Quanto à oferta de gasolina ao mercado, o adicionamento de uma parcela maior de etanol anidro, superior àquela hoje permitida em lei, de 25%, já prevista para este ano de 2024, poderia ser uma política de enfrentamento com chances de pleno sucesso. Em paralelo, o incentivo ao uso do motor a álcool pelos consumidores proprietários de carros flex, também surge como medida harmônica com a cultura do País; e tendente à auto-suficiência.
Nesse panorama delicado e aflitivo, possivelmente bélico em maior ou menor extensão, a explosão dos preços dos derivados de petróleo tem sido o curso natural das coisas, o que já está a evidenciar, aos bons entendedores, a inadequação da política econômica liberal na definição de preços dos derivados de petróleo, bem como na continuidade das privatizações de refinarias de petróleo brasileiras.

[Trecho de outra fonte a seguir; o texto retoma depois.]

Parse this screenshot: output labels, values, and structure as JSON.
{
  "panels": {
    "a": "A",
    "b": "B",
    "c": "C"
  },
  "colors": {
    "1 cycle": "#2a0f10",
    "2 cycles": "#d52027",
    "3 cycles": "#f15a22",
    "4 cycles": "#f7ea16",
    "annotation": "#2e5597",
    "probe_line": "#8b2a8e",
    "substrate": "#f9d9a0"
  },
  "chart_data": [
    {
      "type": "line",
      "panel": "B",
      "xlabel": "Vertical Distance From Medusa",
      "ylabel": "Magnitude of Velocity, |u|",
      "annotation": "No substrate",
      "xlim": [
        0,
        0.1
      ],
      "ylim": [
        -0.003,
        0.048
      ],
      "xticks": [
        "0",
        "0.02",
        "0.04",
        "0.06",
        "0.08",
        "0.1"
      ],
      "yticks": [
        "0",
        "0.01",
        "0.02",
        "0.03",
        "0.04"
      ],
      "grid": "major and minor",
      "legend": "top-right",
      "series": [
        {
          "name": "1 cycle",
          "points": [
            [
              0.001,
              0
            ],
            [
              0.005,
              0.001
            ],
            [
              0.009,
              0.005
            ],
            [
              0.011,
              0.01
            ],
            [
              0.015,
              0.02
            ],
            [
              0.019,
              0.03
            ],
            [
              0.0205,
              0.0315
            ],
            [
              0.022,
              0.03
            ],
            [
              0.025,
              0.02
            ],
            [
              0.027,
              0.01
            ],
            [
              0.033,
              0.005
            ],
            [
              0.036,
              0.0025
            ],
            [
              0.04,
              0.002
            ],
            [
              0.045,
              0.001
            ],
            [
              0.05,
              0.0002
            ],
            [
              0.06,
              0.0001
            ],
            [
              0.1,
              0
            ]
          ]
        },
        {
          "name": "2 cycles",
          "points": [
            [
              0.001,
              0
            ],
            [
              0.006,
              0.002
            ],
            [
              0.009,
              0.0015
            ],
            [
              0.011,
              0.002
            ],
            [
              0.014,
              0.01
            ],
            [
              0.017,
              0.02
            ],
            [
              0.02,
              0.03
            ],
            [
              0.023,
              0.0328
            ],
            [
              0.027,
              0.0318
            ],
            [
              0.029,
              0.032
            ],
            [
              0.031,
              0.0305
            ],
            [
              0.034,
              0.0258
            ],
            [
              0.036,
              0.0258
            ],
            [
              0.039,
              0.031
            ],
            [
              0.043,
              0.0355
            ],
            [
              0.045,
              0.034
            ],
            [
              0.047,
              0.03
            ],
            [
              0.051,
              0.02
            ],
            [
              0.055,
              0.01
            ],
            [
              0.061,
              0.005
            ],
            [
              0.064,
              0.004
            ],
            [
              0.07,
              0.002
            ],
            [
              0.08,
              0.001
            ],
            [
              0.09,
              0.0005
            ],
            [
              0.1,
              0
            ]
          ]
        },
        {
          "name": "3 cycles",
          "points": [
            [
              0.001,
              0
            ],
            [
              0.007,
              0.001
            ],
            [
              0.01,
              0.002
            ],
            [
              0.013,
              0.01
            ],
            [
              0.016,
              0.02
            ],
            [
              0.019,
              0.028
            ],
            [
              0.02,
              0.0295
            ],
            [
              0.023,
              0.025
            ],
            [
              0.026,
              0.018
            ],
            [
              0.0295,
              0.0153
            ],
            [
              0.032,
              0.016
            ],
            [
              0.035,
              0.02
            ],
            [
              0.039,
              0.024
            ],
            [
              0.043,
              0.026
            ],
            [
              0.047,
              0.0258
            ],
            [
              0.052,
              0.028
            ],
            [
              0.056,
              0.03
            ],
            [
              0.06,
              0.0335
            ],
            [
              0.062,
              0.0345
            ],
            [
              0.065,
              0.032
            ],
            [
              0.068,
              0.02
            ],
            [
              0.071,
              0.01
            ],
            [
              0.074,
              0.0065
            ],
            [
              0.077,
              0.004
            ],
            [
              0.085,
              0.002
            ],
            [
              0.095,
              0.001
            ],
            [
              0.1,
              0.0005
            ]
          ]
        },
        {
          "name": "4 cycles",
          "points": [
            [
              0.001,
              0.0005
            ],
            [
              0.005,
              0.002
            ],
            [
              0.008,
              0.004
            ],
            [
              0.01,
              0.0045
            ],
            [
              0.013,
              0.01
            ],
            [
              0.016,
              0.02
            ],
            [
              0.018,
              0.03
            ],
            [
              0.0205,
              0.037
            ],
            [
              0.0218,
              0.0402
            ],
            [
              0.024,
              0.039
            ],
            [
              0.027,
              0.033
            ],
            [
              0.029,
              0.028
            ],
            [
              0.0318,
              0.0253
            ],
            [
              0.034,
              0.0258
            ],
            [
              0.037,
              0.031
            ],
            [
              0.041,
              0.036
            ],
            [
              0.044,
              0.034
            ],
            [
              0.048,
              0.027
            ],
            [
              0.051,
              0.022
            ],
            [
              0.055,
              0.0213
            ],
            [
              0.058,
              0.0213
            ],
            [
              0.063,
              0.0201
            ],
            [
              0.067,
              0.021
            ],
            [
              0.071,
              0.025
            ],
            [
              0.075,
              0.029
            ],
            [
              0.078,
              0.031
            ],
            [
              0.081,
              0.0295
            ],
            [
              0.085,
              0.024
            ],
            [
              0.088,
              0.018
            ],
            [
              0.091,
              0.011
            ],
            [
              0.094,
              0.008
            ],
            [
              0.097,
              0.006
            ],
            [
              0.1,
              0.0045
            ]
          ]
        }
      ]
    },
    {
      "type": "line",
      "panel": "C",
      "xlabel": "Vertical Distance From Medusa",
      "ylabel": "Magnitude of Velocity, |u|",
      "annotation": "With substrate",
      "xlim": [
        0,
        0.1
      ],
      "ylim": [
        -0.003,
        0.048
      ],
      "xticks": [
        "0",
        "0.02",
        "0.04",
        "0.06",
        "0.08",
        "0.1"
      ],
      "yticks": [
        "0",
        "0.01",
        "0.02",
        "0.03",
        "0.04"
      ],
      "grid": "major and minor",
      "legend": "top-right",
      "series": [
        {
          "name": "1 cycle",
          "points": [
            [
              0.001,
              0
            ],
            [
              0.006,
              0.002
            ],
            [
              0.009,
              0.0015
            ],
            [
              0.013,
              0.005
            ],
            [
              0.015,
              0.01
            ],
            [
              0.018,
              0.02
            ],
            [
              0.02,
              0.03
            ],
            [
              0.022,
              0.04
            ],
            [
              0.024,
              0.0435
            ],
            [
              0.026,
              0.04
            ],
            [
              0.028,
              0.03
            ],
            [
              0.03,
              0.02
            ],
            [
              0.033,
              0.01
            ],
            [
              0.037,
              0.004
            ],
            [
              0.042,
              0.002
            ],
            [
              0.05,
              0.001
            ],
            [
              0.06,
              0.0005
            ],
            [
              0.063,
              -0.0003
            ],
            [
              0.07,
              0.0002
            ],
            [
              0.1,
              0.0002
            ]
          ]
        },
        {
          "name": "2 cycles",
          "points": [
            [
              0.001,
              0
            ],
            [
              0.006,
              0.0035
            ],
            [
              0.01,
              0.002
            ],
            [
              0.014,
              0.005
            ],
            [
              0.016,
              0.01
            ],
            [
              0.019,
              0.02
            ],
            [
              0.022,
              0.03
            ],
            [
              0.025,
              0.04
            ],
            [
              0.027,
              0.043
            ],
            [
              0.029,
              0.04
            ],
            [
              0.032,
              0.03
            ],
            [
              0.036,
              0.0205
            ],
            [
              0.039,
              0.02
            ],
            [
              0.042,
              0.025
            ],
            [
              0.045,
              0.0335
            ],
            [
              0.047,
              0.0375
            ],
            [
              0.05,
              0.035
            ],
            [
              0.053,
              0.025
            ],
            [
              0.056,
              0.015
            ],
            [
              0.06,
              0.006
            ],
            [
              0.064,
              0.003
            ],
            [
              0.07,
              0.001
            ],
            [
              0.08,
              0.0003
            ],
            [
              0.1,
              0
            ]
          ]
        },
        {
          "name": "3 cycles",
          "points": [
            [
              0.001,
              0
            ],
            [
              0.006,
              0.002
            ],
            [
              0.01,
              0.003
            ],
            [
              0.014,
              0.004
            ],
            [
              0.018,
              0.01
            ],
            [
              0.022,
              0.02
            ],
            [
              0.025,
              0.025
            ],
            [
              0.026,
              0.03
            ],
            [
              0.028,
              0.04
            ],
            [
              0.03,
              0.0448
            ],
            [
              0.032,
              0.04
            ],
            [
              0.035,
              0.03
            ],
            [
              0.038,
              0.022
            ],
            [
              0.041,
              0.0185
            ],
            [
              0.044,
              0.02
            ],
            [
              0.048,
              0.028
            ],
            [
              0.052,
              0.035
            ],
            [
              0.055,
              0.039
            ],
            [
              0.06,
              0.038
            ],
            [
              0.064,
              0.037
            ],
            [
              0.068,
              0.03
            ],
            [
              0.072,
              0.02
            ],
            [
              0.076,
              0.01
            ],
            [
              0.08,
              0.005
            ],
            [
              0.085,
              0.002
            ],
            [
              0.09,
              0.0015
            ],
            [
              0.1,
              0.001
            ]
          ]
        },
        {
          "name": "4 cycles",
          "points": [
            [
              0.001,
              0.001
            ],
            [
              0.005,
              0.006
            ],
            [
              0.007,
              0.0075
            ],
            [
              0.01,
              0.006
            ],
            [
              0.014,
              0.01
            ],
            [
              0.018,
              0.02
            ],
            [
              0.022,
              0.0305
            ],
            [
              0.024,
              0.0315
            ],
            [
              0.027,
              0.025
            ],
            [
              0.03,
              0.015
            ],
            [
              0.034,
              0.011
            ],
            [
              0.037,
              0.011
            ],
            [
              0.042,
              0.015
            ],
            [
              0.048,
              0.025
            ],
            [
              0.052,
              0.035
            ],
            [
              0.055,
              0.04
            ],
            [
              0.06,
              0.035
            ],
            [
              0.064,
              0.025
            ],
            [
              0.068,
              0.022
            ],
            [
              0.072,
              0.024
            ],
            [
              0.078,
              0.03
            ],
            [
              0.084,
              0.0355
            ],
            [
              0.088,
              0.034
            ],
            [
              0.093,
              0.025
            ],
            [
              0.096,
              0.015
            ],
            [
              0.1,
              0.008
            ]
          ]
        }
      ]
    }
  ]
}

A esse respeito, a Teoria Econômica é farta na configuração de políticas adequadas a uma economia de guerra, de ordem tributária, cambial e de juros. Ainda que não tenhamos no Brasil alcançado esse ponto, o quadro internacional é extremamente delicado, inspira cuidados e não se pode dizer que o Brasil de algum modo não seria afligido. Ele já o está sendo.
E a celeridade do avanço de conflitos em novos pontos de tensão pelo planeta afora, além do predomínio de lideranças políticas internacionais absolutamente medíocres, incapazes e desinteressadas em conduzir negociações diplomáticas e, o pior, em domínio de tecnologias fantasticamente destrutivas, exigem das autoridades brasileiras e dos órgãos públicos ações que viabilizem a atividade econômica e o bem-estar das famílias, em especial nas áreas a seguir:
(1) de Energia, envolvendo os segmentos renováveis de éolica e solar, mas também hidrica, petróleo e gás natural, notadamente este último, reconhecido como a fonte baluarte da transição energética;
(2) de Defesa, com foco especial na solução nacional do caso Avibras, por envolver a soberania nacional, bem como no fortalecimento da Embraer Defesa, seja na produção de local de caças de ataque e de bombardeiros, de fragatas e de navios de apoio, em maior número, de MBT e carros de combate nacionais, bem como de mísseis de médio e longo alcance para a FAB, para a Marinha e para o Exército;
(3) de Alimentos para a mesa de toda população brasileira; e, nesse caso, imprescindíveis são o apoio a produção familiar em pequenas propriedades rurais, bem como a mobilização de meios para obtenção da autosuficiência brasileira na produção de fertilizantes;
(4) de suprimento de água e de saneamento básico, em busca de sua universalização, para a democratização do bem-estar da população e prosseguimento da vida nacional, que é o que realmente interessa em uma sociedade que se pauta pela Democracia.
O bem-estar da população e a manutenção da atividade econômica, em última instância, é a isso que se presta a busca de fontes energéticas como o petróleo e o gás natural.